Murray noted that given the severe public health risks it is critical that tobacco users have access to the full range of recommended tobacco cessation interventions, including medication and counseling, without cost-sharing as required by the Affordable Care Act (ACA). She urged the insurers to do their part to provide accurate, current information and full coverage of these benefits, and requested an update on the action steps the insurers are taking to ensure that consumers get the coverage entitled to them by the law.

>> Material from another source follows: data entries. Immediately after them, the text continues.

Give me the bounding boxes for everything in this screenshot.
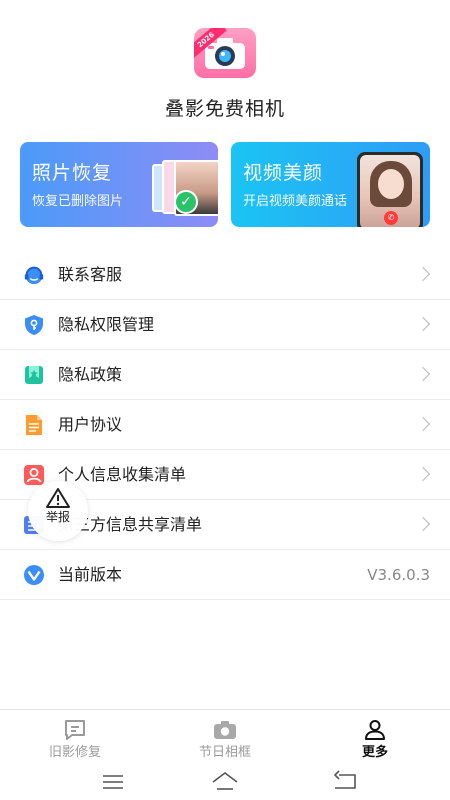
camera-icon	[214, 721, 236, 739]
home-icon[interactable]	[210, 769, 240, 795]
version-icon	[23, 564, 45, 586]
menu-item-privacy-permissions[interactable]: 隐私权限管理	[0, 300, 450, 350]
back-icon[interactable]	[330, 769, 360, 795]
system-navigation-bar	[0, 765, 450, 800]
video-beauty-card[interactable]: 视频美颜 开启视频美颜通话 ✆	[231, 142, 430, 227]
chevron-right-icon	[415, 266, 431, 282]
menu-label: 当前版本	[58, 565, 123, 584]
chat-icon	[65, 720, 85, 740]
chevron-right-icon	[415, 366, 431, 382]
card-title: 视频美颜	[243, 162, 324, 184]
phone-illustration: ✆	[357, 152, 423, 227]
chevron-right-icon	[415, 416, 431, 432]
report-label: 举报	[45, 510, 70, 524]
menu-label: 隐私权限管理	[58, 315, 155, 334]
menu-item-user-agreement[interactable]: 用户协议	[0, 400, 450, 450]
policy-bookmark-icon	[23, 364, 45, 386]
warning-icon	[46, 488, 70, 508]
menu-icon[interactable]	[98, 769, 128, 795]
report-button[interactable]: 举报	[28, 481, 88, 541]
app-header: 2026 叠影免费相机	[0, 0, 450, 135]
menu-label: 隐私政策	[58, 365, 123, 384]
app-title: 叠影免费相机	[164, 98, 285, 120]
menu-label: 用户协议	[58, 415, 123, 434]
chevron-right-icon	[415, 316, 431, 332]
card-subtitle: 恢复已删除图片	[32, 194, 124, 209]
menu-item-current-version[interactable]: 当前版本 V3.6.0.3	[0, 550, 450, 600]
version-value: V3.6.0.3	[367, 566, 430, 584]
person-icon	[23, 464, 45, 486]
check-icon: ✓	[174, 190, 198, 214]
app-logo: 2026	[194, 28, 256, 78]
tab-label: 旧影修复	[48, 745, 101, 760]
document-icon	[23, 414, 45, 436]
tab-old-photo-repair[interactable]: 旧影修复	[0, 710, 150, 766]
tab-label: 更多	[361, 745, 388, 760]
tab-festival-frames[interactable]: 节日相框	[150, 710, 300, 766]
user-icon	[365, 720, 385, 740]
menu-label: 联系客服	[58, 265, 123, 284]
privacy-shield-icon	[23, 314, 45, 336]
card-subtitle: 开启视频美颜通话	[243, 194, 348, 209]
tab-more[interactable]: 更多	[300, 710, 450, 766]
settings-menu: 联系客服 隐私权限管理 隐私政策 用户协议 个人信息收集清单 第三方信息共享清单…	[0, 250, 450, 600]
bottom-tab-bar: 旧影修复 节日相框 更多	[0, 709, 450, 765]
menu-item-privacy-policy[interactable]: 隐私政策	[0, 350, 450, 400]
customer-service-icon	[23, 264, 45, 286]
card-title: 照片恢复	[32, 162, 113, 184]
menu-item-customer-service[interactable]: 联系客服	[0, 250, 450, 300]
chevron-right-icon	[415, 466, 431, 482]
chevron-right-icon	[415, 516, 431, 532]
photo-recovery-card[interactable]: 照片恢复 恢复已删除图片 ✓	[20, 142, 218, 227]
hang-up-icon: ✆	[384, 211, 398, 225]
photo-stack-illustration: ✓	[152, 160, 218, 218]
tab-label: 节日相框	[198, 745, 251, 760]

“The ACA’s expansion of coverage presents a great opportunity to connect tobacco users with the support and treatment needed to help them quit,” Murray wrote in the letters, “Insurance carriers must do their part to provide accurate and up to date information and full coverage of cessation products to people across Washington state.”
Read Murray’s letter to Moda Health here. Murray sent similar letters to BridgeSpan, Premera Blue Cross, LifeWise Health Plan of Washington, Community Health Plan of Washington, Group Health Cooperative, and Kaiser Foundation Health Plan of the Northwest.
Murray also sent letters to Molina Healthcare of Washington, Coordinated Care, and Columbia United Providers Inc., who have demonstrated that they are providing full coverage under the law, commending their efforts to cover tobacco cessation interventions.